HTC EVO 4G+
- Manufacturer: HTC Corporation
- Type: Smartphone
- Series: HTC Evo
- Availability by region: 2011, South Korea
- Predecessor: HTC Evo 4G
- Successor: HTC Evo 4G LTE
- Related: HTC Evo 3D
- Compatible networks: GSM/EDGE/GPRS (850/900/1800/1900 MHz) 3G WCDMA/HSPA (900/2100 MHz)
- Form factor: Slate
- Dimensions: 126 mm (5.0 in) H 65 mm (2.6 in) W 12.05 mm (0.474 in) D
- Weight: 160 g (5.6 oz)
- Operating system: Original: Android 2.3.4 "Gingerbread" with HTC Sense 3.0 overlay Current: Android 4.0.3 "Ice Cream Sandwich" with HTC Sense 3.6
- CPU: Dual-Core, 1.2 GHz Qualcomm MSM8260 (Snapdragon)
- GPU: Qualcomm Adreno 220
- Memory: 1 GB RAM
- Storage: 4 GB eMMC
- Removable storage: Micro-SDHC 8 GB (32 GB max)
- Battery: 1730 mAh Lithium-ion battery
- Rear camera: Backside illumination single 8-megapixel autofocus with dual LED flash, rear-facing
- Front camera: 1.3-megapixel, front-facing
- Display: 960×540 px, 4.3 in (10.9 cm) at 256 ppi qHD Capacitative Super-LCD (0.49 megapixels)
- Connectivity: EDGE 560 Kbps GPRS 114 Kbps 3G(WCDMA/UTMS 900/2100 MHz, ) 14.4 Mbps download speed 5.76 Mbps upload speed 4G(WiMAX/WiBro) Wi-Fi (802.11b/g/n) Bluetooth v3.0 + HS Micro USB HDMI (via MHL)
- Data inputs: Multi-touch touchscreen display 3-axis accelerometer 3-axis gyroscope Digital compass Proximity sensor Ambient light sensor
- Other: Wi-Fi Hotspot, USB tethering, FM-Radio, GPS navigation

= HTC Evo 4G+ =

Smartphone

HTC EVO 4G+ (codenamed HTC Rider) is an Android smartphone developed by HTC Corporation, released exclusively in South Korea through Korea Telecom in 2011. A variation of HTC Evo 3D, the device is distinguished by its single 8 MP rear camera, which means all the 3D specificities are gone, and is running on Korea Telecom's WiBro network.

==History==
The phone is compatible with Korea Telecom's WiBro network, however, unlike its predecessor HTC Evo 4G, it is a GSM/UTMS cellphone.
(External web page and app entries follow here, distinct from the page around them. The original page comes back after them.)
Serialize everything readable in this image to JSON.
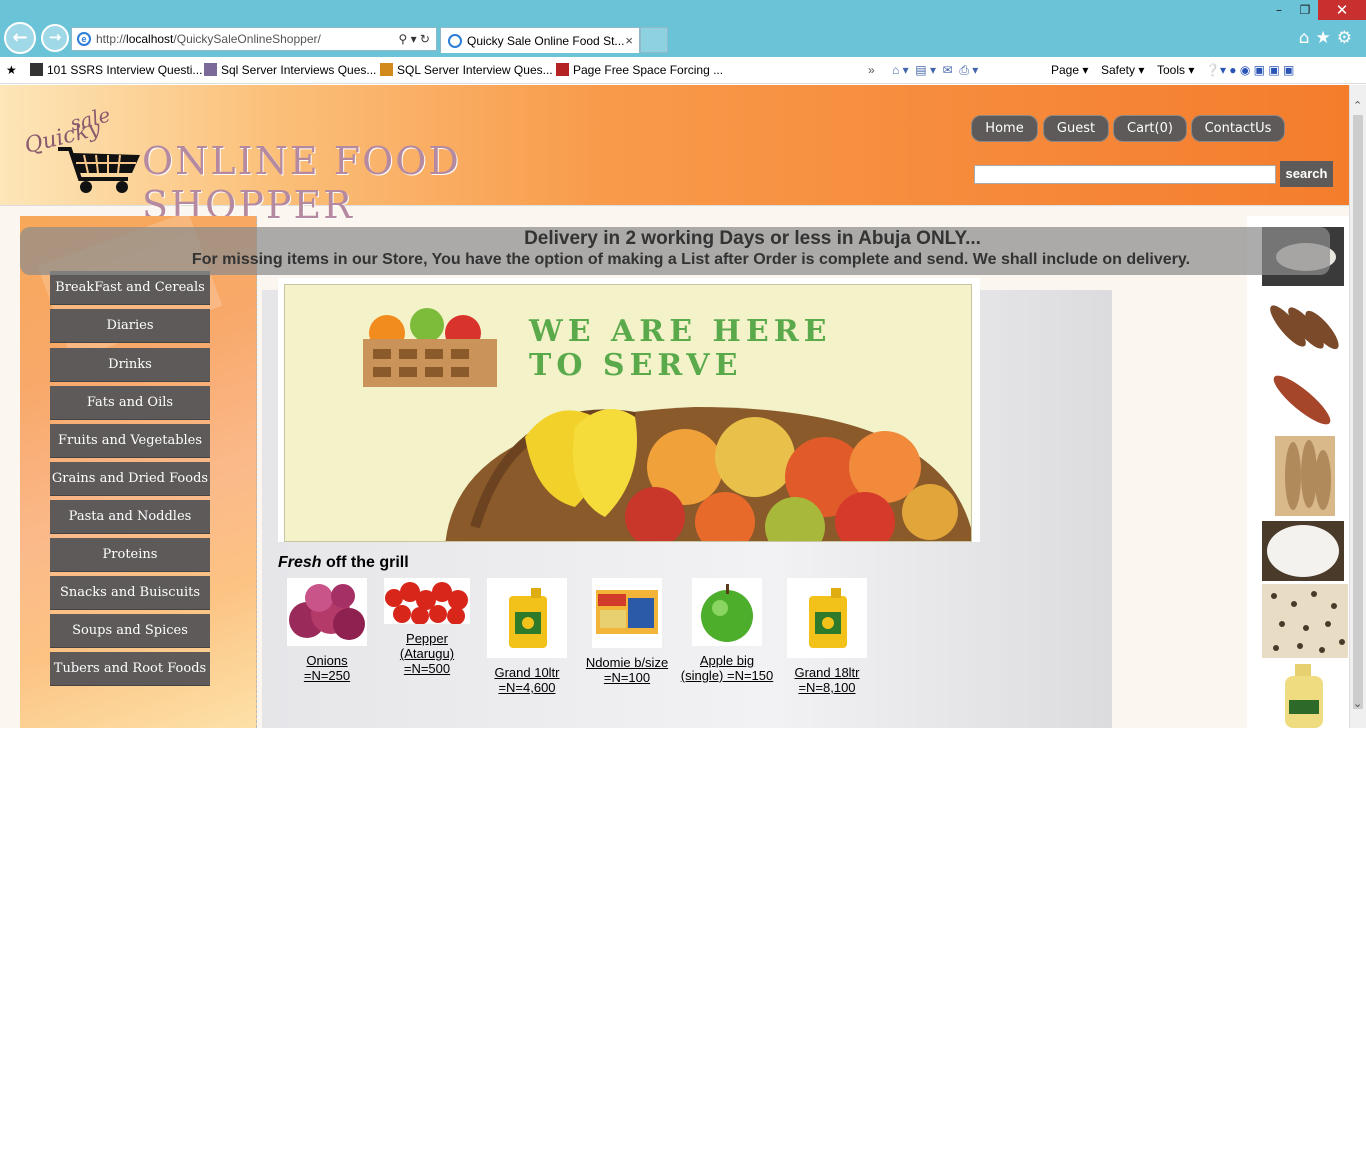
{
  "browser": {
    "address": "http://localhost/QuickySaleOnlineShopper/",
    "address_protocol": "http://",
    "address_host": "localhost",
    "address_path": "/QuickySaleOnlineShopper/",
    "tab_title": "Quicky Sale Online Food St...",
    "tab_close": "×",
    "window_min": "–",
    "window_max": "❐",
    "window_close": "✕",
    "chrome_icons": "⌂★⚙",
    "favorites": [
      {
        "label": "101 SSRS Interview Questi...",
        "icon_color": "#333"
      },
      {
        "label": "Sql Server Interviews Ques...",
        "icon_color": "#7a6a9a"
      },
      {
        "label": "SQL Server Interview Ques...",
        "icon_color": "#d28a1a"
      },
      {
        "label": "Page Free Space  Forcing ...",
        "icon_color": "#b52222"
      }
    ],
    "command_bar": [
      "Page ▾",
      "Safety ▾",
      "Tools ▾"
    ]
  },
  "site": {
    "logo": {
      "sale": "sale",
      "quicky": "Quicky",
      "brand": "ONLINE FOOD SHOPPER"
    },
    "top_nav": [
      "Home",
      "Guest",
      "Cart(0)",
      "ContactUs"
    ],
    "search": {
      "value": "",
      "button": "search"
    },
    "delivery_line1": "Delivery in 2 working Days or less in Abuja ONLY...",
    "delivery_line2": "For missing items in our Store, You have the option of making a List after Order is complete and send. We shall include on delivery.",
    "categories": [
      "BreakFast and Cereals",
      "Diaries",
      "Drinks",
      "Fats and Oils",
      "Fruits and Vegetables",
      "Grains and Dried Foods",
      "Pasta and Noddles",
      "Proteins",
      "Snacks and Buiscuits",
      "Soups and Spices",
      "Tubers and Root Foods"
    ],
    "banner_text_1": "WE ARE HERE",
    "banner_text_2": "TO SERVE",
    "fresh_word": "Fresh",
    "fresh_rest": " off the grill",
    "products": [
      {
        "line1": "Onions =N=250",
        "line2": "",
        "line3": ""
      },
      {
        "line1": "Pepper",
        "line2": "(Atarugu)",
        "line3": "=N=500"
      },
      {
        "line1": "Grand 10ltr",
        "line2": "=N=4,600",
        "line3": ""
      },
      {
        "line1": "Ndomie b/size",
        "line2": "=N=100",
        "line3": ""
      },
      {
        "line1": "Apple big",
        "line2": "(single) =N=150",
        "line3": ""
      },
      {
        "line1": "Grand 18ltr",
        "line2": "=N=8,100",
        "line3": ""
      }
    ]
  },
  "colors": {
    "menu_button": "#5d5a59",
    "header_orange": "#f6893a",
    "browser_frame": "#6bc3d8",
    "close_red": "#c7302f"
  }
}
It was Korea's first 4G smartphone. The phone was launched to the public via a HTC EVO 4G+ experience space in the Gangnam Station underground shopping mall.
It is also known as HTC Rider, which is similar to HTC Raider, an LTE enabled device.

==Features==

===Processor===
The Evo 4G+ uses a Snapdragon S3 chipset with a dual core 1.2 GHz processor, and includes 1 GB of RAM.

===Screen===
The Evo 4G+ has a 4.3 inch qHD screen with Super LCD.

===Camera===
Unlike its counterpart, HTC Evo 3D, the Evo 4G+ has only one single rear-facing 8-megapixel camera, capable of capturing videos in 1080p resolution in 2D. It features a single 1.3-megapixel front-facing camera.

===Software===
The Evo 4G+ shipped with Android 2.3 and the HTC Sense 3.0 interface. An update was released on June 19, 2012 to upgrade the phone to Android 4.0.3 with Sense 3.6.

===Storage===
The Evo 4G+ features 4 GB internal storage (about 1.3 GB available) and a pre-installed 8 GB microSDHC card.